Yesterday while beginning my landscaping project, I saw what I thought was some J.K. just on the other side of our neighbor’s fence. I sent pictures to the email given in the “View,” and promptly heard back from city-worker Hannah Hudson, who came by and verified that we have been invaded. Japanese Knotweed, I learned is, the massive fear I now feel for my backyard and property value aside, a pretty amazing plant. Nearly anything you do to try to kill it will only make it stronger. A fingernail-sized clipping can root and become a new plant, so you don’t want to cut it. A severed root will send up shoots, so you don’t want to dig it up or even dig near it. Round-up makes it grow faster. There are, apparently, some herbicides that have some effect, but they’re really nasty and stay in the soil for some time. Hannah did say you can eat the shoots like asparagus, however, and one of the few effective ways of containment seems to be cutting shoots as they come up in the spring, so, until I learn more, that’s what we’ll be doing (cutting, anyway; we’ll see about the eating). But now I can’t dig anywhere I was planning to, so knotweed is about the only edible I’m going to be growing until someone figures out the silver bullet that will kill this stuff.
UPDATE: There is hope! Anna K. of the Kalamazoo Nature Center recommends trying careful physical removal of plants and roots at this stage, followed by careful monitoring for new growth and chemical treatment only if absolutely necessary. So a garden may yet be in my future! (If the neighbors understand the need for eradication — right now it’s only on their property, but it will soon be on ours.)

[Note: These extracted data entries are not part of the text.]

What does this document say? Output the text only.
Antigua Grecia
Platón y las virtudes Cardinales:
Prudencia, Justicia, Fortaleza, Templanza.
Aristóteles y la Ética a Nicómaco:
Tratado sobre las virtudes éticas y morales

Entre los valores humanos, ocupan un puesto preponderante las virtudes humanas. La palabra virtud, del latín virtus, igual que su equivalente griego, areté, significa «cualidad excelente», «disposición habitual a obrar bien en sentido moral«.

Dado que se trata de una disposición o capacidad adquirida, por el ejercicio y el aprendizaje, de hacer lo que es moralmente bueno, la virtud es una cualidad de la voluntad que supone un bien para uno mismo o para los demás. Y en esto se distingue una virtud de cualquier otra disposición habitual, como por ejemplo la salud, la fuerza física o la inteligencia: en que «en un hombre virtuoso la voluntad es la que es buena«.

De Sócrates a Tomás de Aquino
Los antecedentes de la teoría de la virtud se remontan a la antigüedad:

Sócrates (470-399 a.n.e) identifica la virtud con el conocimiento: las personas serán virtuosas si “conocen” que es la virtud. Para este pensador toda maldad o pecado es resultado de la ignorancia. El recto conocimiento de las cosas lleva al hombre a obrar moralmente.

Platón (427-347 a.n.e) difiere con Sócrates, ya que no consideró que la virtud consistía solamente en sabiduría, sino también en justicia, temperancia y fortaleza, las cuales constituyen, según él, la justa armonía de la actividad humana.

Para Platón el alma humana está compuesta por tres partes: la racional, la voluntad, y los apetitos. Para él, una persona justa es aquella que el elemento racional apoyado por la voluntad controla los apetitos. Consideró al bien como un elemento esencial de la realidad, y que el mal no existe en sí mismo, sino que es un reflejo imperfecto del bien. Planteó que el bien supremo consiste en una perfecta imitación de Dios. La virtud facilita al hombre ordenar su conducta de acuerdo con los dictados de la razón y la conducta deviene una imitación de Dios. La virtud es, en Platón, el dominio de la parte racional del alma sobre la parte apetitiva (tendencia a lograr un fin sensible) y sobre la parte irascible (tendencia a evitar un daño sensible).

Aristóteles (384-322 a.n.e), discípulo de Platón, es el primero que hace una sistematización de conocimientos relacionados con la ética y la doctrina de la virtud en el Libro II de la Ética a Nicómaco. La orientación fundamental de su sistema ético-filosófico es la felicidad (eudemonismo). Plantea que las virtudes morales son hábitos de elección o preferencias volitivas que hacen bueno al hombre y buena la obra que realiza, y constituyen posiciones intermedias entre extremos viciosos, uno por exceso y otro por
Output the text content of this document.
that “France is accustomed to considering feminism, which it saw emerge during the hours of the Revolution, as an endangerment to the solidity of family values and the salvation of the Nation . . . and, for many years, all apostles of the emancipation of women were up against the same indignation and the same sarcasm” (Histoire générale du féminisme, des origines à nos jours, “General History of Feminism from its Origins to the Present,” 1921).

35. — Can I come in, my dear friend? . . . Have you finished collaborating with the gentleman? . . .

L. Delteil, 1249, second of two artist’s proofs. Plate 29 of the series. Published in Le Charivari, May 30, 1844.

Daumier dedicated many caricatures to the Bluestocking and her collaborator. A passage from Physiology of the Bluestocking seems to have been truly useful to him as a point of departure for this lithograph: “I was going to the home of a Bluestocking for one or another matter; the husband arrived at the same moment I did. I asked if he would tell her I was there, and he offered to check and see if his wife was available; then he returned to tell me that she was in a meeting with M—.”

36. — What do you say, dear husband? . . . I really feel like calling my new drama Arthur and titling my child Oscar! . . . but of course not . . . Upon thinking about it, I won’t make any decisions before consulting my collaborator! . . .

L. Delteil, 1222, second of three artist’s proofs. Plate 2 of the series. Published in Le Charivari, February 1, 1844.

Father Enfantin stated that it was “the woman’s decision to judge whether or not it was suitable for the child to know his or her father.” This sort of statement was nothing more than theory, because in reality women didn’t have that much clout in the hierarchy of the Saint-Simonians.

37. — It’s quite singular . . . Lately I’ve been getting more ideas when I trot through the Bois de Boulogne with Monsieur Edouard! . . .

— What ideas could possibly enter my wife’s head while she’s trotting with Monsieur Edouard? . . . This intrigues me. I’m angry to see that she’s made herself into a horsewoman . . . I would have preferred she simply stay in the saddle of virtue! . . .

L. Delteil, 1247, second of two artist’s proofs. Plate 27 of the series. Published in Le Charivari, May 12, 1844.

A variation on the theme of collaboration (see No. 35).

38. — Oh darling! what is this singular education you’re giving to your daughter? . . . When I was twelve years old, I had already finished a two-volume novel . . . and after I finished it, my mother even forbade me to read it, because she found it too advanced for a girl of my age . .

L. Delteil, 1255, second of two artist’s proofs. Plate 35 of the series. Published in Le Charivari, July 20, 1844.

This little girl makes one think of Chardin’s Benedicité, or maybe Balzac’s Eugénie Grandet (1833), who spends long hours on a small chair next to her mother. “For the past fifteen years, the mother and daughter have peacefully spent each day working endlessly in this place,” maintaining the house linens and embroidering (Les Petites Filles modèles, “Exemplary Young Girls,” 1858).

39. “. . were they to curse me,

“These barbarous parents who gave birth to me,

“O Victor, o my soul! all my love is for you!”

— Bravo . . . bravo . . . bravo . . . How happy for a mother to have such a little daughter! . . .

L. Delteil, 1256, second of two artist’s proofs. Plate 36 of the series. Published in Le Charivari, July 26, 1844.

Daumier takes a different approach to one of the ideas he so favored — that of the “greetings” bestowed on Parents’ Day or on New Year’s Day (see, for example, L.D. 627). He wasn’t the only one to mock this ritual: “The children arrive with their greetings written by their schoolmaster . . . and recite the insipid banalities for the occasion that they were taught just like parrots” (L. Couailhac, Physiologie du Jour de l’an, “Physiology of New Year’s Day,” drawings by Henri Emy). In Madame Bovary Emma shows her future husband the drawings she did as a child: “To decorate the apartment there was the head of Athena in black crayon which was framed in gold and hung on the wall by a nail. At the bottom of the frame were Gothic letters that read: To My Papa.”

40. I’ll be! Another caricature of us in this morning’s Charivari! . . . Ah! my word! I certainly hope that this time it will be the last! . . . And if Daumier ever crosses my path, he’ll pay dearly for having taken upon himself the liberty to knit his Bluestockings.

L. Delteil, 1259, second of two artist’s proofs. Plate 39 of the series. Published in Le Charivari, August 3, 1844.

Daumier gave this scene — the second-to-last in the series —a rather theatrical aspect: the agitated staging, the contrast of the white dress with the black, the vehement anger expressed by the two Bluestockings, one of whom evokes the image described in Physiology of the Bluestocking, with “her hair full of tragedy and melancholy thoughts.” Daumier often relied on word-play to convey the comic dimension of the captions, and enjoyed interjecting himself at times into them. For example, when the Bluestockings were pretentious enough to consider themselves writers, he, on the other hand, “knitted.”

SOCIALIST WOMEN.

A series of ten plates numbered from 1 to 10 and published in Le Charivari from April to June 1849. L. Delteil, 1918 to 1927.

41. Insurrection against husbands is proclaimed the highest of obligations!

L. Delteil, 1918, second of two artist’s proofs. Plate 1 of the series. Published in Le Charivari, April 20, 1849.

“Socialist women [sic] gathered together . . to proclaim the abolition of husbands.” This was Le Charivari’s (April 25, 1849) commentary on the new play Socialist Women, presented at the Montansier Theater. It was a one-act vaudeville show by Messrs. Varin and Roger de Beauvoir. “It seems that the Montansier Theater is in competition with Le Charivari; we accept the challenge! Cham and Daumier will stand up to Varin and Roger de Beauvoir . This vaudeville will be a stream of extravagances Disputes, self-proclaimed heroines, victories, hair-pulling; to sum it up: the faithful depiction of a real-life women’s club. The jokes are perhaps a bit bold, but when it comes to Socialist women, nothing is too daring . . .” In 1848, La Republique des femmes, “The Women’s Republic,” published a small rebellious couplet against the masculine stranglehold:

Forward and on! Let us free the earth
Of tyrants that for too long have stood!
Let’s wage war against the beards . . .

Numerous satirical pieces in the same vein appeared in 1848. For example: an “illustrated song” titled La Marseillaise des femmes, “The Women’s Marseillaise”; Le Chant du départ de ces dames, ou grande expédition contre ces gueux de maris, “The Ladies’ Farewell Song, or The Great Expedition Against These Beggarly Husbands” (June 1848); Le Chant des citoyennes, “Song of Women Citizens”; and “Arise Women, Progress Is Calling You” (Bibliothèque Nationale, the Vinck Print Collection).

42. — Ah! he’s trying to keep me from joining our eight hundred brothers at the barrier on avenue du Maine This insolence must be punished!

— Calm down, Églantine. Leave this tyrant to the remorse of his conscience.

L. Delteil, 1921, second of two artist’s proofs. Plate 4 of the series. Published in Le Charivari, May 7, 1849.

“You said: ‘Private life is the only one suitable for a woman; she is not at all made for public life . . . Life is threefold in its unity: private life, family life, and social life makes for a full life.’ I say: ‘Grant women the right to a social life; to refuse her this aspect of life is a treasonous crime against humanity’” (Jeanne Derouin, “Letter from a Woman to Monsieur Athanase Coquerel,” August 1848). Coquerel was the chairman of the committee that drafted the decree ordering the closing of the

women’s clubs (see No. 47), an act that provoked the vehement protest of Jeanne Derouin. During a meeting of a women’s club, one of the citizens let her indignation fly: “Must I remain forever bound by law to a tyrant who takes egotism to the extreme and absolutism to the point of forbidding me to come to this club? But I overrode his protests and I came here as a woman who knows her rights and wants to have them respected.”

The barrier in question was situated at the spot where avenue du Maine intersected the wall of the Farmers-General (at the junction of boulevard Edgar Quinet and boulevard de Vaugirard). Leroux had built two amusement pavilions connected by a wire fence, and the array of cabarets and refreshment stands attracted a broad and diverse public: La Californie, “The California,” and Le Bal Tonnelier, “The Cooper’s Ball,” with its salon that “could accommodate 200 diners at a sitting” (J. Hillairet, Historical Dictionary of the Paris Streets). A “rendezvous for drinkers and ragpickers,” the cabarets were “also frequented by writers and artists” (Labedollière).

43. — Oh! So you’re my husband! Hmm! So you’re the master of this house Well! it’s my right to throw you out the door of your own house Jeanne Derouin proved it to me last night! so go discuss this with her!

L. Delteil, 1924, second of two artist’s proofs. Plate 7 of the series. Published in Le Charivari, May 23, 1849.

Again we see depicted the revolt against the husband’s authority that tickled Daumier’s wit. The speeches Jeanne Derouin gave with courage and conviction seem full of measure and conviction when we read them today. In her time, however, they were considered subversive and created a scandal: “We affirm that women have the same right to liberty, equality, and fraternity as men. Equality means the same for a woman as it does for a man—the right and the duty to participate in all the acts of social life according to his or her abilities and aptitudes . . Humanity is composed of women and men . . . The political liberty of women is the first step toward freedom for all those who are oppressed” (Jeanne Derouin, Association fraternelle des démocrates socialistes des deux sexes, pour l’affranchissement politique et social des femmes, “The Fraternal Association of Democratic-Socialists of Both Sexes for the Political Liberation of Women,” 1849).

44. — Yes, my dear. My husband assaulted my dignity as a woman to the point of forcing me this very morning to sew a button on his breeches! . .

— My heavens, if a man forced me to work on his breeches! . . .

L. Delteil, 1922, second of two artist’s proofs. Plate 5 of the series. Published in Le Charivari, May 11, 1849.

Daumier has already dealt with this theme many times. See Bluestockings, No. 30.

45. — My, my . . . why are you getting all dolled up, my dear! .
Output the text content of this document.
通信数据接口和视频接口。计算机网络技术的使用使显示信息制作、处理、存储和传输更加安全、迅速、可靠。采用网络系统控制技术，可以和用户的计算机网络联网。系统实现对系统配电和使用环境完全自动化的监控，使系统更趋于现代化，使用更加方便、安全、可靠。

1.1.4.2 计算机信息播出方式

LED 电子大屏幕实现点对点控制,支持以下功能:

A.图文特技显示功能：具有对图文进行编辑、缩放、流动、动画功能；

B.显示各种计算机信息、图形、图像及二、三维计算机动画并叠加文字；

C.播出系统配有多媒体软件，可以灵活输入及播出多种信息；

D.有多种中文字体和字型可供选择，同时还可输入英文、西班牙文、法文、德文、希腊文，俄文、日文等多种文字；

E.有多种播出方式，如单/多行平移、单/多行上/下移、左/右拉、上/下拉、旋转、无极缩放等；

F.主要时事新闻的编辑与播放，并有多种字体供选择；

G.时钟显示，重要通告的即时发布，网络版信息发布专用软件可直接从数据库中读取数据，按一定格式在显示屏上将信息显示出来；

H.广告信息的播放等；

In early July we spent a little over a week at my parents’ house near Pittsburgh, where I grew up. My dad, now 77, still has a 3500 sq. ft. or so garden, which was lush and green thanks to an excess of rain: 3.5” in the 10 days we were there. (This made the small creek in front of the house great fun for my six year old son.) The garden used to be even bigger, about 5000 sq. ft., and when I was a little kid it was accompanied by two other smaller gardens, which, if memory serves, were spring gardens for lettuce and green onions. The garden now has a fence all around it that’s high enough to discourage deer, but my memories are of rows of vegetables rising out of the yard and of being able to walk right in to them from any direction — as long as you were careful to stay on the approved paths! My parents canned and froze quite a bit of produce from the gardens back then. Now they freeze a lot of green beans, fresh shell beans, and corn, and they put onions and potatoes into storage, but not a lot else. It’s a treat every year to go back and see how much good stuff comes from this patch of ground. And to think that many of my own molecules were made from this same earth.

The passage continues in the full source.